Interesting fact! The Talbot family were also known to be connected the famous author and diarist James Boswell, and a unique collection of his papers were discovered inside the castle in the 1920s.

The graveyard of Malahide Abbey is located beside Malahide Castle. The Talbot’s are not buried in this graveyard. You would think that they would have wanted to be buried there as it has been their home for generations.

The next stop wasn’t exactly on the tour itinerary but our tour guide stopped off anyway so we could view the award-winning tree sculptor Tommy Craggs piece made out of a sick Monterey cypress at St. Anne’s Park. The Dublin City Council enlisted Craggs to create a wood feature based on the nature reserve of Bull Island.
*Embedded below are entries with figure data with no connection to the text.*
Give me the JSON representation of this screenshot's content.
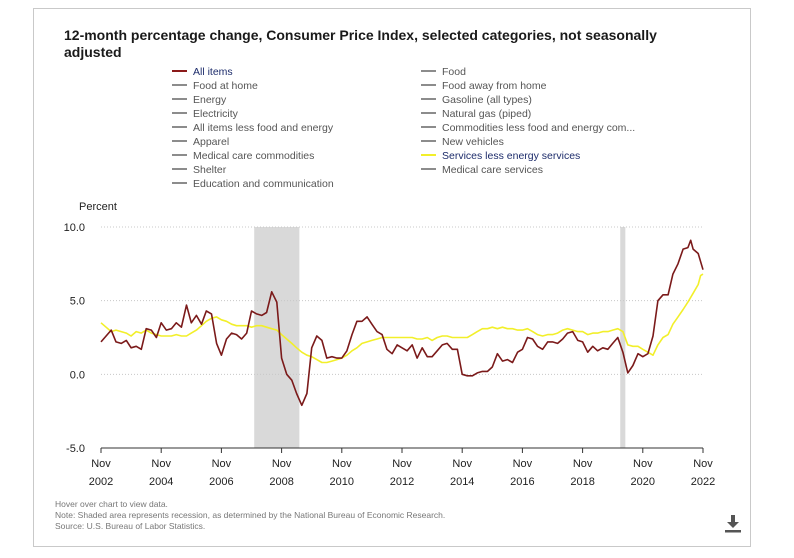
{
  "title": "12-month percentage change, Consumer Price Index, selected categories, not seasonally adjusted",
  "legend": {
    "left": [
      {
        "label": "All items",
        "color": "#8b1a1a",
        "active": true
      },
      {
        "label": "Food at home",
        "color": "#8c8c8c",
        "active": false
      },
      {
        "label": "Energy",
        "color": "#8c8c8c",
        "active": false
      },
      {
        "label": "Electricity",
        "color": "#8c8c8c",
        "active": false
      },
      {
        "label": "All items less food and energy",
        "color": "#8c8c8c",
        "active": false
      },
      {
        "label": "Apparel",
        "color": "#8c8c8c",
        "active": false
      },
      {
        "label": "Medical care commodities",
        "color": "#8c8c8c",
        "active": false
      },
      {
        "label": "Shelter",
        "color": "#8c8c8c",
        "active": false
      },
      {
        "label": "Education and communication",
        "color": "#8c8c8c",
        "active": false
      }
    ],
    "right": [
      {
        "label": "Food",
        "color": "#8c8c8c",
        "active": false
      },
      {
        "label": "Food away from home",
        "color": "#8c8c8c",
        "active": false
      },
      {
        "label": "Gasoline (all types)",
        "color": "#8c8c8c",
        "active": false
      },
      {
        "label": "Natural gas (piped)",
        "color": "#8c8c8c",
        "active": false
      },
      {
        "label": "Commodities less food and energy com...",
        "color": "#8c8c8c",
        "active": false
      },
      {
        "label": "New vehicles",
        "color": "#8c8c8c",
        "active": false
      },
      {
        "label": "Services less energy services",
        "color": "#f2ef2a",
        "active": true
      },
      {
        "label": "Medical care services",
        "color": "#8c8c8c",
        "active": false
      }
    ]
  },
  "notes": [
    "Hover over chart to view data.",
    "Note: Shaded area represents recession, as determined by the National Bureau of Economic Research.",
    "Source: U.S. Bureau of Labor Statistics."
  ],
  "chart_data": {
    "type": "line",
    "ylabel": "Percent",
    "ylim": [
      -5.0,
      10.0
    ],
    "yticks": [
      "10.0",
      "5.0",
      "0.0",
      "-5.0"
    ],
    "ytick_values": [
      10,
      5,
      0,
      -5
    ],
    "xlim": [
      2002.83,
      2022.83
    ],
    "xticks": [
      {
        "value": 2002.83,
        "line1": "Nov",
        "line2": "2002"
      },
      {
        "value": 2004.83,
        "line1": "Nov",
        "line2": "2004"
      },
      {
        "value": 2006.83,
        "line1": "Nov",
        "line2": "2006"
      },
      {
        "value": 2008.83,
        "line1": "Nov",
        "line2": "2008"
      },
      {
        "value": 2010.83,
        "line1": "Nov",
        "line2": "2010"
      },
      {
        "value": 2012.83,
        "line1": "Nov",
        "line2": "2012"
      },
      {
        "value": 2014.83,
        "line1": "Nov",
        "line2": "2014"
      },
      {
        "value": 2016.83,
        "line1": "Nov",
        "line2": "2016"
      },
      {
        "value": 2018.83,
        "line1": "Nov",
        "line2": "2018"
      },
      {
        "value": 2020.83,
        "line1": "Nov",
        "line2": "2020"
      },
      {
        "value": 2022.83,
        "line1": "Nov",
        "line2": "2022"
      }
    ],
    "grid": true,
    "recessions": [
      [
        2007.92,
        2009.42
      ],
      [
        2020.08,
        2020.25
      ]
    ],
    "series": [
      {
        "name": "All items",
        "color": "#7b1a1a",
        "points": [
          [
            2002.83,
            2.2
          ],
          [
            2003.0,
            2.6
          ],
          [
            2003.17,
            3.0
          ],
          [
            2003.33,
            2.2
          ],
          [
            2003.5,
            2.1
          ],
          [
            2003.67,
            2.3
          ],
          [
            2003.83,
            1.8
          ],
          [
            2004.0,
            1.9
          ],
          [
            2004.17,
            1.7
          ],
          [
            2004.33,
            3.1
          ],
          [
            2004.5,
            3.0
          ],
          [
            2004.67,
            2.5
          ],
          [
            2004.83,
            3.5
          ],
          [
            2005.0,
            3.0
          ],
          [
            2005.17,
            3.1
          ],
          [
            2005.33,
            3.5
          ],
          [
            2005.5,
            3.2
          ],
          [
            2005.67,
            4.7
          ],
          [
            2005.83,
            3.5
          ],
          [
            2006.0,
            4.0
          ],
          [
            2006.17,
            3.4
          ],
          [
            2006.33,
            4.3
          ],
          [
            2006.5,
            4.1
          ],
          [
            2006.67,
            2.1
          ],
          [
            2006.83,
            1.3
          ],
          [
            2007.0,
            2.4
          ],
          [
            2007.17,
            2.8
          ],
          [
            2007.33,
            2.7
          ],
          [
            2007.5,
            2.4
          ],
          [
            2007.67,
            2.8
          ],
          [
            2007.83,
            4.3
          ],
          [
            2008.0,
            4.1
          ],
          [
            2008.17,
            4.0
          ],
          [
            2008.33,
            4.2
          ],
          [
            2008.5,
            5.6
          ],
          [
            2008.67,
            4.9
          ],
          [
            2008.83,
            1.1
          ],
          [
            2009.0,
            0.0
          ],
          [
            2009.17,
            -0.4
          ],
          [
            2009.33,
            -1.3
          ],
          [
            2009.5,
            -2.1
          ],
          [
            2009.67,
            -1.3
          ],
          [
            2009.83,
            1.8
          ],
          [
            2010.0,
            2.6
          ],
          [
            2010.17,
            2.3
          ],
          [
            2010.33,
            1.1
          ],
          [
            2010.5,
            1.2
          ],
          [
            2010.67,
            1.1
          ],
          [
            2010.83,
            1.1
          ],
          [
            2011.0,
            1.6
          ],
          [
            2011.17,
            2.7
          ],
          [
            2011.33,
            3.6
          ],
          [
            2011.5,
            3.6
          ],
          [
            2011.67,
            3.9
          ],
          [
            2011.83,
            3.4
          ],
          [
            2012.0,
            2.9
          ],
          [
            2012.17,
            2.7
          ],
          [
            2012.33,
            1.7
          ],
          [
            2012.5,
            1.4
          ],
          [
            2012.67,
            2.0
          ],
          [
            2012.83,
            1.8
          ],
          [
            2013.0,
            1.6
          ],
          [
            2013.17,
            2.0
          ],
          [
            2013.33,
            1.1
          ],
          [
            2013.5,
            1.8
          ],
          [
            2013.67,
            1.2
          ],
          [
            2013.83,
            1.2
          ],
          [
            2014.0,
            1.6
          ],
          [
            2014.17,
            2.0
          ],
          [
            2014.33,
            2.1
          ],
          [
            2014.5,
            1.7
          ],
          [
            2014.67,
            1.7
          ],
          [
            2014.83,
            0.0
          ],
          [
            2015.0,
            -0.1
          ],
          [
            2015.17,
            -0.1
          ],
          [
            2015.33,
            0.1
          ],
          [
            2015.5,
            0.2
          ],
          [
            2015.67,
            0.2
          ],
          [
            2015.83,
            0.5
          ],
          [
            2016.0,
            1.4
          ],
          [
            2016.17,
            0.9
          ],
          [
            2016.33,
            1.0
          ],
          [
            2016.5,
            0.8
          ],
          [
            2016.67,
            1.5
          ],
          [
            2016.83,
            1.7
          ],
          [
            2017.0,
            2.5
          ],
          [
            2017.17,
            2.4
          ],
          [
            2017.33,
            1.9
          ],
          [
            2017.5,
            1.7
          ],
          [
            2017.67,
            2.2
          ],
          [
            2017.83,
            2.2
          ],
          [
            2018.0,
            2.1
          ],
          [
            2018.17,
            2.4
          ],
          [
            2018.33,
            2.8
          ],
          [
            2018.5,
            2.9
          ],
          [
            2018.67,
            2.3
          ],
          [
            2018.83,
            2.2
          ],
          [
            2019.0,
            1.5
          ],
          [
            2019.17,
            1.9
          ],
          [
            2019.33,
            1.6
          ],
          [
            2019.5,
            1.8
          ],
          [
            2019.67,
            1.7
          ],
          [
            2019.83,
            2.1
          ],
          [
            2020.0,
            2.5
          ],
          [
            2020.17,
            1.5
          ],
          [
            2020.33,
            0.1
          ],
          [
            2020.5,
            0.6
          ],
          [
            2020.67,
            1.4
          ],
          [
            2020.83,
            1.2
          ],
          [
            2021.0,
            1.4
          ],
          [
            2021.17,
            2.6
          ],
          [
            2021.33,
            5.0
          ],
          [
            2021.5,
            5.4
          ],
          [
            2021.67,
            5.4
          ],
          [
            2021.83,
            6.8
          ],
          [
            2022.0,
            7.5
          ],
          [
            2022.17,
            8.5
          ],
          [
            2022.33,
            8.6
          ],
          [
            2022.42,
            9.1
          ],
          [
            2022.5,
            8.5
          ],
          [
            2022.67,
            8.2
          ],
          [
            2022.83,
            7.1
          ]
        ]
      },
      {
        "name": "Services less energy services",
        "color": "#f2ef2a",
        "points": [
          [
            2002.83,
            3.5
          ],
          [
            2003.0,
            3.2
          ],
          [
            2003.17,
            2.9
          ],
          [
            2003.33,
            3.0
          ],
          [
            2003.5,
            2.9
          ],
          [
            2003.67,
            2.8
          ],
          [
            2003.83,
            2.6
          ],
          [
            2004.0,
            2.9
          ],
          [
            2004.17,
            2.8
          ],
          [
            2004.33,
            3.0
          ],
          [
            2004.5,
            2.8
          ],
          [
            2004.67,
            2.7
          ],
          [
            2004.83,
            2.6
          ],
          [
            2005.0,
            2.6
          ],
          [
            2005.17,
            2.6
          ],
          [
            2005.33,
            2.7
          ],
          [
            2005.5,
            2.6
          ],
          [
            2005.67,
            2.6
          ],
          [
            2005.83,
            2.8
          ],
          [
            2006.0,
            3.0
          ],
          [
            2006.17,
            3.3
          ],
          [
            2006.33,
            3.6
          ],
          [
            2006.5,
            3.8
          ],
          [
            2006.67,
            3.9
          ],
          [
            2006.83,
            3.7
          ],
          [
            2007.0,
            3.6
          ],
          [
            2007.17,
            3.4
          ],
          [
            2007.33,
            3.3
          ],
          [
            2007.5,
            3.3
          ],
          [
            2007.67,
            3.3
          ],
          [
            2007.83,
            3.2
          ],
          [
            2008.0,
            3.3
          ],
          [
            2008.17,
            3.3
          ],
          [
            2008.33,
            3.2
          ],
          [
            2008.5,
            3.1
          ],
          [
            2008.67,
            3.0
          ],
          [
            2008.83,
            2.7
          ],
          [
            2009.0,
            2.4
          ],
          [
            2009.17,
            2.1
          ],
          [
            2009.33,
            1.8
          ],
          [
            2009.5,
            1.5
          ],
          [
            2009.67,
            1.3
          ],
          [
            2009.83,
            1.2
          ],
          [
            2010.0,
            1.0
          ],
          [
            2010.17,
            0.8
          ],
          [
            2010.33,
            0.8
          ],
          [
            2010.5,
            0.9
          ],
          [
            2010.67,
            1.0
          ],
          [
            2010.83,
            1.1
          ],
          [
            2011.0,
            1.3
          ],
          [
            2011.17,
            1.6
          ],
          [
            2011.33,
            1.8
          ],
          [
            2011.5,
            2.1
          ],
          [
            2011.67,
            2.2
          ],
          [
            2011.83,
            2.3
          ],
          [
            2012.0,
            2.4
          ],
          [
            2012.17,
            2.5
          ],
          [
            2012.33,
            2.5
          ],
          [
            2012.5,
            2.5
          ],
          [
            2012.67,
            2.5
          ],
          [
            2012.83,
            2.5
          ],
          [
            2013.0,
            2.5
          ],
          [
            2013.17,
            2.5
          ],
          [
            2013.33,
            2.4
          ],
          [
            2013.5,
            2.4
          ],
          [
            2013.67,
            2.5
          ],
          [
            2013.83,
            2.3
          ],
          [
            2014.0,
            2.5
          ],
          [
            2014.17,
            2.6
          ],
          [
            2014.33,
            2.6
          ],
          [
            2014.5,
            2.5
          ],
          [
            2014.67,
            2.5
          ],
          [
            2014.83,
            2.5
          ],
          [
            2015.0,
            2.5
          ],
          [
            2015.17,
            2.7
          ],
          [
            2015.33,
            2.9
          ],
          [
            2015.5,
            3.1
          ],
          [
            2015.67,
            3.1
          ],
          [
            2015.83,
            3.2
          ],
          [
            2016.0,
            3.1
          ],
          [
            2016.17,
            3.2
          ],
          [
            2016.33,
            3.1
          ],
          [
            2016.5,
            3.1
          ],
          [
            2016.67,
            3.0
          ],
          [
            2016.83,
            3.0
          ],
          [
            2017.0,
            3.1
          ],
          [
            2017.17,
            2.9
          ],
          [
            2017.33,
            2.7
          ],
          [
            2017.5,
            2.6
          ],
          [
            2017.67,
            2.7
          ],
          [
            2017.83,
            2.7
          ],
          [
            2018.0,
            2.8
          ],
          [
            2018.17,
            3.0
          ],
          [
            2018.33,
            3.1
          ],
          [
            2018.5,
            3.0
          ],
          [
            2018.67,
            2.9
          ],
          [
            2018.83,
            2.9
          ],
          [
            2019.0,
            2.7
          ],
          [
            2019.17,
            2.8
          ],
          [
            2019.33,
            2.8
          ],
          [
            2019.5,
            2.9
          ],
          [
            2019.67,
            2.9
          ],
          [
            2019.83,
            3.0
          ],
          [
            2020.0,
            3.1
          ],
          [
            2020.17,
            2.9
          ],
          [
            2020.33,
            2.0
          ],
          [
            2020.5,
            1.9
          ],
          [
            2020.67,
            1.9
          ],
          [
            2020.83,
            1.7
          ],
          [
            2021.0,
            1.5
          ],
          [
            2021.17,
            1.3
          ],
          [
            2021.33,
            2.0
          ],
          [
            2021.5,
            2.5
          ],
          [
            2021.67,
            2.7
          ],
          [
            2021.83,
            3.4
          ],
          [
            2022.0,
            3.9
          ],
          [
            2022.17,
            4.4
          ],
          [
            2022.33,
            4.9
          ],
          [
            2022.5,
            5.5
          ],
          [
            2022.67,
            6.1
          ],
          [
            2022.75,
            6.7
          ],
          [
            2022.83,
            6.8
          ]
        ]
      }
    ]
  }
}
Last stop on the tour was Howth. The name “Howth” is thought to be of Norse origin.  Norse Vikings colonised the eastern shores of Ireland and built the settlement of Dublin as a strategic base between Scandinavia and the Mediterranean. After Brian Ború, the High King of Ireland, defeated the Norse in 1014, many Norse fled to Howth to regroup and remained there until their final defeat in Fingal in the middle of the 11th century.  Ireland’s Eye (an island) is part of the Special Area of Conservation and lies about a kilometre north of Howth Harbour. It has a  Martello tower with another tower overlooking Howth harbour. These are part of a series of towers built around the coast of Ireland during the 19th century.

Seen this guy pop his out of the water – no idea what he is eating do you?

Looks like it has suction cups. Can it possibly be an octopus? Any guesses ???

The lighthouse below is called the “The Baily”. It lies on the southeastern part of Howth Head and is maintained by the Commissioners of Irish Lights.

Here endeth the tour. Overall it was a really interesting tour. Ireland has so much history it is hard to decide what to see and do while visiting. This tour was a great day tour if you want to see some of the coastline and see a historically significant Irish Castle. I didn’t know anything about the Talbots before I went so to walk through their lives but I am glad I now know the history surrounding their home.

Have you visited Ireland or would you like to one day?